Ipse nec habeat vitia nec ferat. Non austeritas eius tristis, non dissoluta sit comitas, ne inde odium, hinc contemptus oriatur.

Egli stesso non abbia vizi e non (li) sopporti. La sua austerità non sia triste, non sregolata la sua cordialità , perché non sorga di là odio, di qua disprezzo.  

Plurimus ei de honesto ac bono sermo sit: nam quo saepius monuerit, hoc rarius castigabit; minime iracundus, nec tamen eorum, quae emendanda erunt, dissimulator; simplex in docendo, patiens laboris, adsiduus potius quam inmodicus. Abbia parecchio discorso sull'onesto e sul buono; infatti quanto più spesso avrà ammonito, tanto più raramente castigherà; non sia affatto iracondo, nè tuttavia sia dissimulatore di quelle cose che sono da emendare; sia semplice nell’insegnare, paziente della fatica, assiduo più che smodato.
2. Interrogantibus libenter respondeat, non interrogantes percontetur ultro. Risponda volentieri a quelli che (lo) interrogano; a sua volta interpelli quelli che non (lo) interrogano.
In laudandis discipulorum dictionibus nec malignus nec effusus, quia res altera taedium laboris, altera securitatem parit. Nel lodare le dizioni dei discepoli non (sia) maligno né esagerato, poiché una cosa partorisce tedio della fatica, l'altra sicumera.

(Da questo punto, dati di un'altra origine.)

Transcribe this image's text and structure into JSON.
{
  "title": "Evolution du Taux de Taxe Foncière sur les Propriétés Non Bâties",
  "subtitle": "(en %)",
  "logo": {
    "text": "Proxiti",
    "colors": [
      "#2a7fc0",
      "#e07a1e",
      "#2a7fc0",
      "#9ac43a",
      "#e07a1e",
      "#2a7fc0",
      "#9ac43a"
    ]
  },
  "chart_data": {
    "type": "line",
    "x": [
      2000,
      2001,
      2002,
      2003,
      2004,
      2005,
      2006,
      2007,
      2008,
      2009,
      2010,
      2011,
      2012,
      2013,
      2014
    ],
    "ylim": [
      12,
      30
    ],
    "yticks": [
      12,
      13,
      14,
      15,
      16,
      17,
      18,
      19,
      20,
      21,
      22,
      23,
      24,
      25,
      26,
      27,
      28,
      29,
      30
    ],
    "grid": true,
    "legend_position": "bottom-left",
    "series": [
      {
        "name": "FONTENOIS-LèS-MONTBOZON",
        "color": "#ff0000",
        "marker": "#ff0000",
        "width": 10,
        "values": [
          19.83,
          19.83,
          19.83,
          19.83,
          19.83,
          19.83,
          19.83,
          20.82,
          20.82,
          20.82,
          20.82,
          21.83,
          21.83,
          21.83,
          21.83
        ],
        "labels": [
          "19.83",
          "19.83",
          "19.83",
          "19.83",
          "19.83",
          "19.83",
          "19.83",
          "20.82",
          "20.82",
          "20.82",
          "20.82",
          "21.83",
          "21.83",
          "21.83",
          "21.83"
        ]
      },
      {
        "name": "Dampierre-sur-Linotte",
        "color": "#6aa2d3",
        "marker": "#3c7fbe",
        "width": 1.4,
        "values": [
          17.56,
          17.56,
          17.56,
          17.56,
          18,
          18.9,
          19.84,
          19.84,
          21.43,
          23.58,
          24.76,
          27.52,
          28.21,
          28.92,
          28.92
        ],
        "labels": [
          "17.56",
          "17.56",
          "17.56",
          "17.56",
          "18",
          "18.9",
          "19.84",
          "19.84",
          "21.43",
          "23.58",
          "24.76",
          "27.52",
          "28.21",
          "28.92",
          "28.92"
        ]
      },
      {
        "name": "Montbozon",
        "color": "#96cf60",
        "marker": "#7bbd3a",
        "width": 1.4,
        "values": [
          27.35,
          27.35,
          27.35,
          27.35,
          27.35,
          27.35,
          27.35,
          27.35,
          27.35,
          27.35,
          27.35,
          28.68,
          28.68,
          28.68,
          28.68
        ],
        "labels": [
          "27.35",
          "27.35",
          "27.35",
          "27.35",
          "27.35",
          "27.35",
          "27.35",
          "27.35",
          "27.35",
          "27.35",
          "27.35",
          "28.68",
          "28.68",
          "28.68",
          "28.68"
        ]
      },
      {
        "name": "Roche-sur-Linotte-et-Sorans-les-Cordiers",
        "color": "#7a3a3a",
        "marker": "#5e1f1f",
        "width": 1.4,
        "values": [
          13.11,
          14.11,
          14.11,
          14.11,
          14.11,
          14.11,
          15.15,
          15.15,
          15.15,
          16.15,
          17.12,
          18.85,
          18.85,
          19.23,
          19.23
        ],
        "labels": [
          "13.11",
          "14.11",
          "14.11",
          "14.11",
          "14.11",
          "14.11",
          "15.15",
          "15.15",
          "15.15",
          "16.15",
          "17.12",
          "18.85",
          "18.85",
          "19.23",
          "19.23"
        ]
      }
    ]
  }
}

3. In emendando, quae corrigenda erunt, non acerbus minimeque contumeliosus; nam id quidem multos a proposito studendi fugat, quod quidam sic obiurgant, quasi oderint. Nel correggere (le cose) che dovranno essere corrette, non (sia) acerbo e nient'affatto offensivo; infatti ciò appunto allontana molti dal proposito di studiare, (e cioè il fatto) che certi (maestri) rimproverino quasi che odiassero.
4. Ipse aliquid, immo multa cotidie dicat, quae secum auditores referant.
Egli stesso dica qualcosa, anzi molte cose ogni giorno, che gli uditori riportino fra sé.
Licet enim satis exemplorum ad imitandum ex lectione suppeditet, tamen viva illa, ut dicitur, vox alit plenius praecipueque eius praeceptoris, quem discipuli, si modo recte sunt instituti, et amant et verentur.
Sebbene infatti (il maestro) fornisca abbastanza di esempi da imitare dalla lettura, tuttavia la voce viva - come si dice - nutre più pienamente e specialmente (quella) di quel precettore che i discepoli, se solo sono stati istruiti rettamente, amano e temono.
Vix autem dici potest, quanto libentius imitemur eos quibus favemus. A stento poi potrebbe dirsi, quanto più volentieri imitiamo coloro che ammiriamo.